5 Agosto 1966: i Beatles, appena abbandonate le performance dal vivo, pubblicano il loro settimo album in studio, “Revolver“. Questo nuovo disco contiene alcune tra le più famose canzoni del quartetto di Liverpool, tra cui “Eleanor Rigby” e “Yellow Submarine“. Inutile dire che per il gruppo di John Lennon questo loro nuovo progetto fu un successo senza precedenti. Intanto, negli Stati Uniti, i Beach Boys portano alla luce un nuovo album, diversissimo da ogni loro lavoro precedente: si tratta di “Pet Sounds“. Purtroppo per il complesso americano, il successo dell’album arriverà in un periodo successivo.
Passiamo a un periodo più recente. Siamo nel 2014 ed esce nelle sale americane “Love and Mercy“, che arriverà in Italia con ben due anni di ritardo (grazie, eh!). Il film vede per la seconda volta alla regia Bill Pohlad – già produttore di “Into The Wild” e “12 Anni Schiavo” – e narra della travagliata vita della figura chiave dei Beach Boys, ovvero Brian Wilson.

This photo provided by Roadside Attractions shows, Paul Dano, as Brian Wilson, in a scene from the film, "Love & Mercy." (Francois Duhamel/Roadside Attractions via AP)

Questi è interpretato da due magnifici attori: John Cusack (che rappresenta Wilson durante gli anni ’80) e Paul Dano (che interpreta il musicista americano negli anni ’60). A loro si aggiungono Elizabeth Banks nel ruolo di Melinda Ledbetter e Paul Giamatti, che interpreta il dottor Eugene Landy.

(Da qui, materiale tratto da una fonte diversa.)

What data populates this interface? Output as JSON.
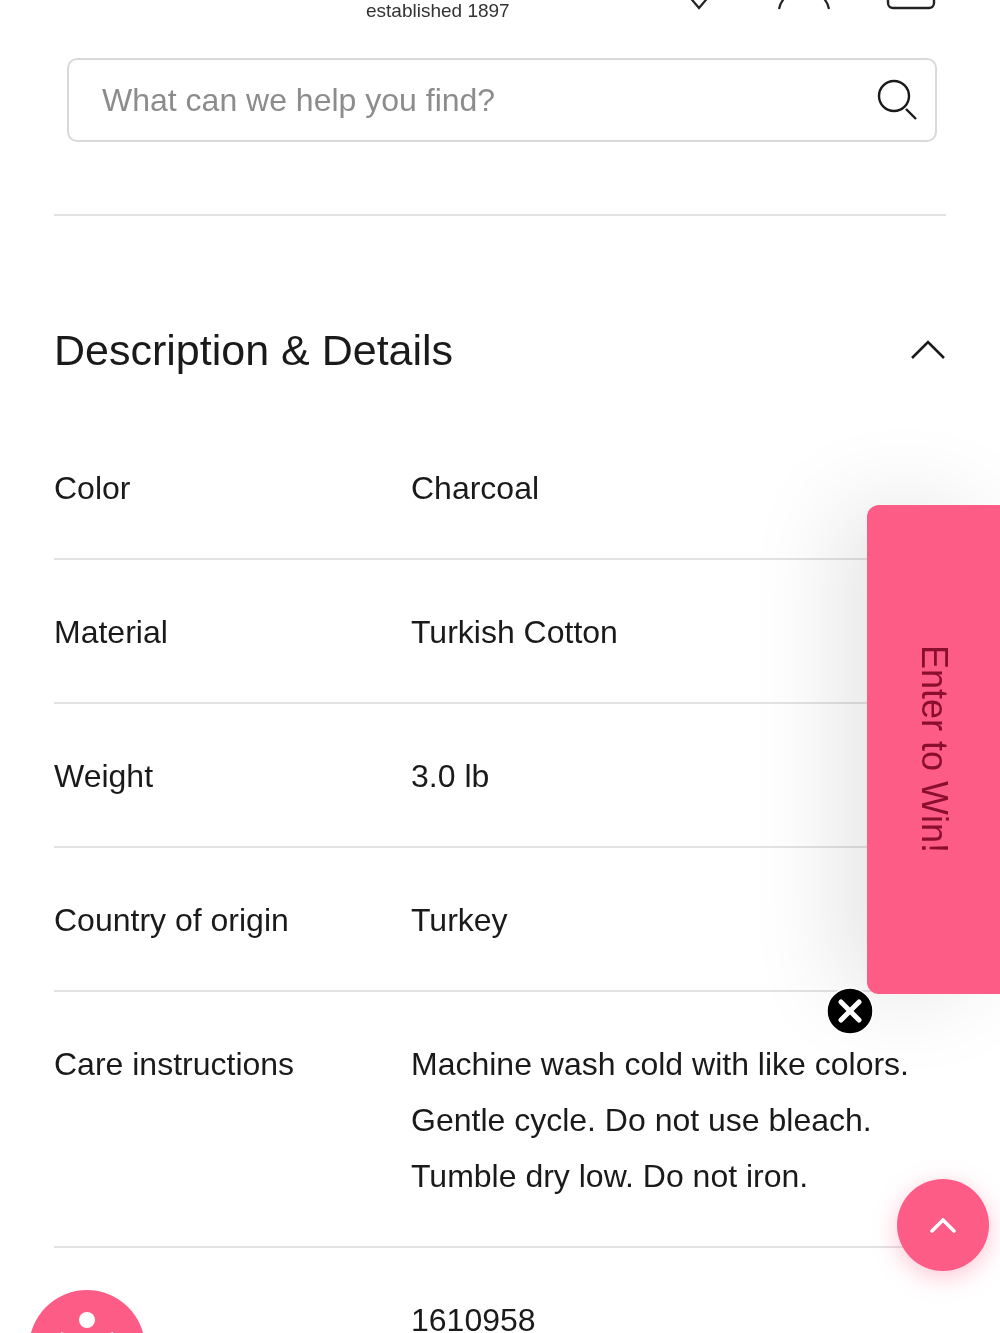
{
  "header": {
    "tagline": "established 1897"
  },
  "search": {
    "placeholder": "What can we help you find?"
  },
  "details": {
    "title": "Description & Details",
    "expanded": true,
    "rows": [
      {
        "label": "Color",
        "value": "Charcoal"
      },
      {
        "label": "Material",
        "value": "Turkish Cotton"
      },
      {
        "label": "Weight",
        "value": "3.0 lb"
      },
      {
        "label": "Country of origin",
        "value": "Turkey"
      },
      {
        "label": "Care instructions",
        "value": "Machine wash cold with like colors. Gentle cycle. Do not use bleach. Tumble dry low. Do not iron."
      },
      {
        "value": "1610958"
      }
    ]
  },
  "promo_tab": {
    "label": "Enter to Win!"
  }
}
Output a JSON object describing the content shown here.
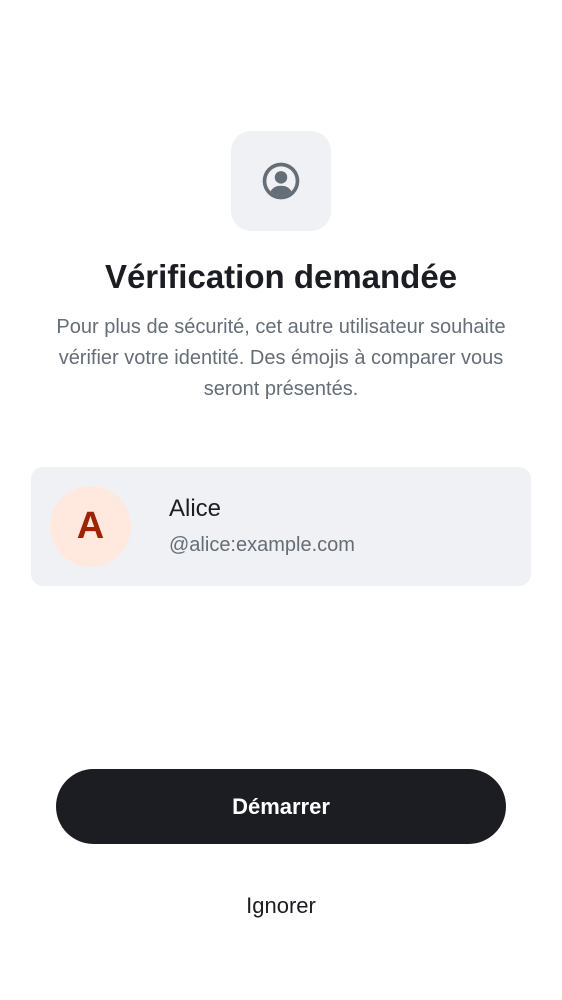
{
  "header": {
    "icon": "user-profile-icon",
    "title": "Vérification demandée",
    "description": "Pour plus de sécurité, cet autre utilisateur souhaite vérifier votre identité. Des émojis à comparer vous seront présentés."
  },
  "user": {
    "avatar_initial": "A",
    "name": "Alice",
    "id": "@alice:example.com"
  },
  "actions": {
    "primary_label": "Démarrer",
    "secondary_label": "Ignorer"
  },
  "colors": {
    "background": "#ffffff",
    "card_background": "#eff1f5",
    "primary_text": "#1b1d22",
    "secondary_text": "#656d77",
    "avatar_background": "#ffe9df",
    "avatar_text": "#9d2303",
    "button_background": "#1b1d22",
    "button_text": "#ffffff"
  }
}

john-cusack-love-and-mercy
La pellicola segue due periodi diversi della vita di Brian Wilson: gli anni ’60 e gli anni ’80. Nel primo periodo viene rappresentato il giovane autore statunitense all’opera in piena estasi creativa. Questa verrà principalmente sfruttata durante la lavorazione di “Pet Sounds“, non senza difficoltà dovute a droghe, perplessità di vari componenti dei Beach Boys e un padre produttore sempre intento a demoralizzare il geniale figlio. E’ proprio questo in realtà il cuore del film: ogni scena che mostra i Beach Boys al lavoro è girata come un documentario, come se ci fosse stato davvero un cameraman nello studio durante le registrazioni. Il direttore della fotografia Robert Yeoman, fedele collaboratore di Wes Anderson (regista di “Grand Budapest Hotel“), svolge un eccellente lavoro nel catturare lo stile tipico degli anni ’60, anche grazie all’utilizzo di pellicola 16 millimetri.
mostrate-due-nuove-clip-di-love-and-mercy
Per quanto riguarda le scene ambientate negli anni ’80, esse mostrano un Brian Wilson in un periodo di crisi non tanto economica, quanto psicologica, anche a causa di persone pronte ad approfittarsi di lui e a sfruttare il suo successo a loro vantaggio. Purtroppo è in queste scene che il ritmo si appesantisce un po’, in quanto non mostrano altro che un uomo disperato in cerca di stabilità e di una donna decisa di aiutarlo. Nonostante tutto, anche in questo caso la regia si tiene ad un livello abbastanza alto, con tanto di un’inaspettata scena, in camera da letto, evidentemente ripresa da “2001 Odissea Nello Spazio“. A livello di recitazione, tutti gli attori svolgono un eccellente lavoro, specialmente Paul Dano e John Cusack, anche se forse Paul Giamatti in alcune scene può risultare leggermente sopra le righe. Inutile dire che la colonna sonora, curata da Atticus Ross, ma comprendente anche brani originali del complesso statunitense, sia fantastica e in tono col lungometraggio.
Insomma, per gli appassionati dei Beach Boys, o anche solo dei film biografici sui musicisti, “Love And Mercy” può essere un’ottima aggiunta alla collezione.